Remember though, that insurance is not an investment. It is exactly what the name implies, an insurance against your loss of ability to earn, or the loss of your assets. How much insurance you need is driven by what stage of life you are at and what your financial plan is.
Risk #6. Not understanding the true risk associated with a decision
This is essentially a summary of the above points. Risk basically takes two forms.
Short term risk is what we see in the form of changes in the value of what we own – stock prices go down, your home is worth less than what you paid for it, etc.
Long term risk is inflation which reduces the value of your money over time. It’s a “certain risk”. Overcoming inflation is the main reason for investing and why your investment returns should beat inflation.

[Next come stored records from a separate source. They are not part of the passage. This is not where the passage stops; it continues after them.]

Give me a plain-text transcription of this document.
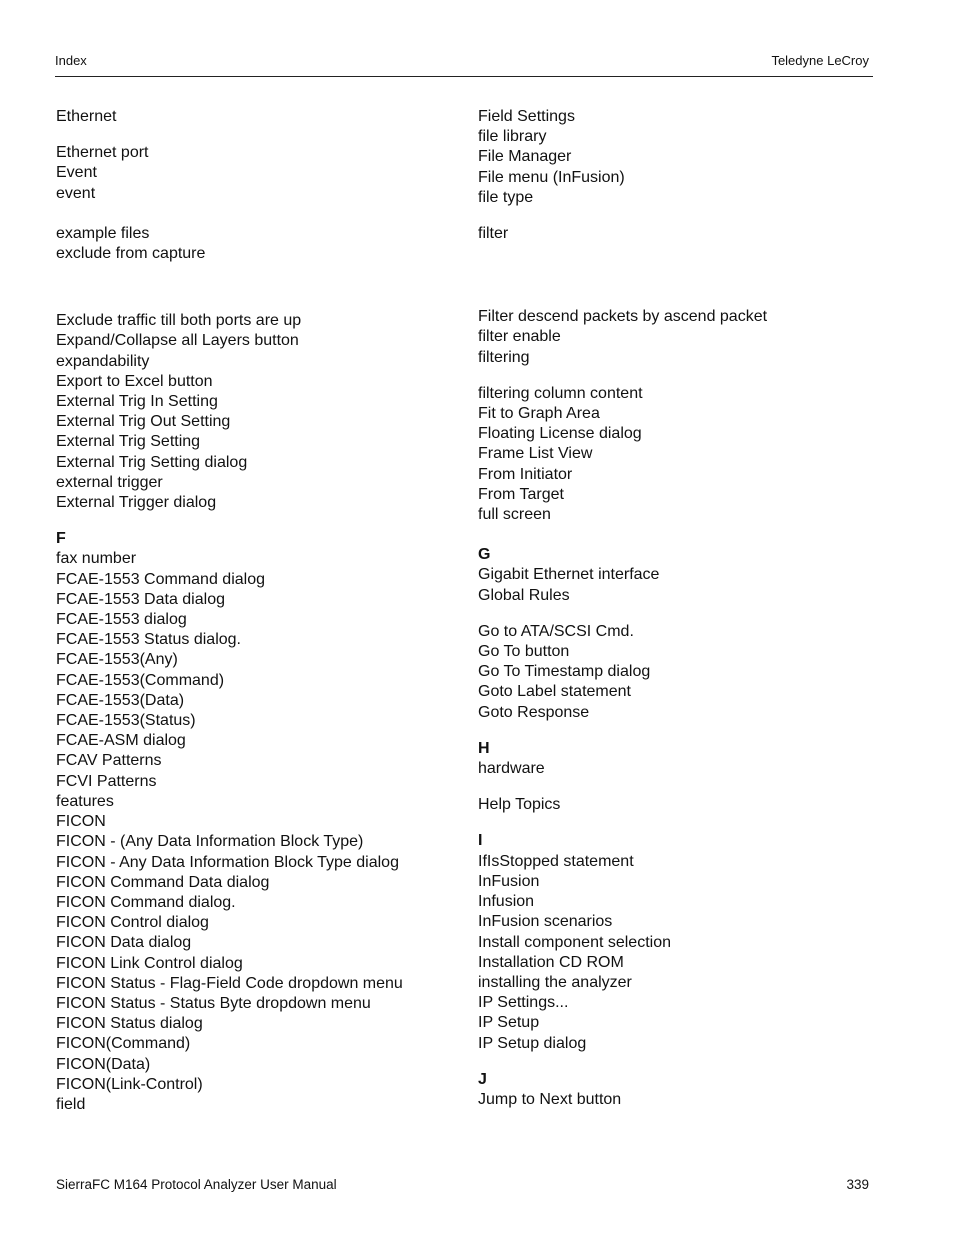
Index	Teledyne LeCroy
Ethernet
Ethernet port
Event
event
example files
exclude from capture
Exclude traffic till both ports are up
Expand/Collapse all Layers button
expandability
Export to Excel button
External Trig In Setting
External Trig Out Setting
External Trig Setting
External Trig Setting dialog
external trigger
External Trigger dialog
F
fax number
FCAE-1553 Command dialog
FCAE-1553 Data dialog
FCAE-1553 dialog
FCAE-1553 Status dialog.
FCAE-1553(Any)
FCAE-1553(Command)
FCAE-1553(Data)
FCAE-1553(Status)
FCAE-ASM dialog
FCAV Patterns
FCVI Patterns
features
FICON
FICON - (Any Data Information Block Type)
FICON - Any Data Information Block Type dialog
FICON Command Data dialog
FICON Command dialog.
FICON Control dialog
FICON Data dialog
FICON Link Control dialog
FICON Status - Flag-Field Code dropdown menu
FICON Status - Status Byte dropdown menu
FICON Status dialog
FICON(Command)
FICON(Data)
FICON(Link-Control)
field
Field Settings
file library
File Manager
File menu (InFusion)
file type
filter
Filter descend packets by ascend packet
filter enable
filtering
filtering column content
Fit to Graph Area
Floating License dialog
Frame List View
From Initiator
From Target
full screen
G
Gigabit Ethernet interface
Global Rules
Go to ATA/SCSI Cmd.
Go To button
Go To Timestamp dialog
Goto Label statement
Goto Response
H
hardware
Help Topics
I
IfIsStopped statement
InFusion
Infusion
InFusion scenarios
Install component selection
Installation CD ROM
installing the analyzer
IP Settings...
IP Setup
IP Setup dialog
J
Jump to Next button
SierraFC M164 Protocol Analyzer User Manual	339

But often, we get scared by the short term “uncertain risk” and instead choose long term “certain risk”.
Remember these 6 tips to make sure you are ready to face risk:
#1. Know your financial goals before starting to invest, do not underestimate them.
#2. Know how much to invest to reach your goals, the rate of return you need to reach them, and finally how long you will need.
#3. Don’t just select the right asset class – merely equity is not enough – you need to select the right mutual fund and rebalance periodically.
#4. Know that no investment is absolutely safe, Bank FDs look safe but you lose money thanks to inflation and bank FDs may not return inflation beating returns.
#5. Buy insurance for unforeseen circumstances (if you have dependents).
#6. Take into account both long term and short term factors when investing.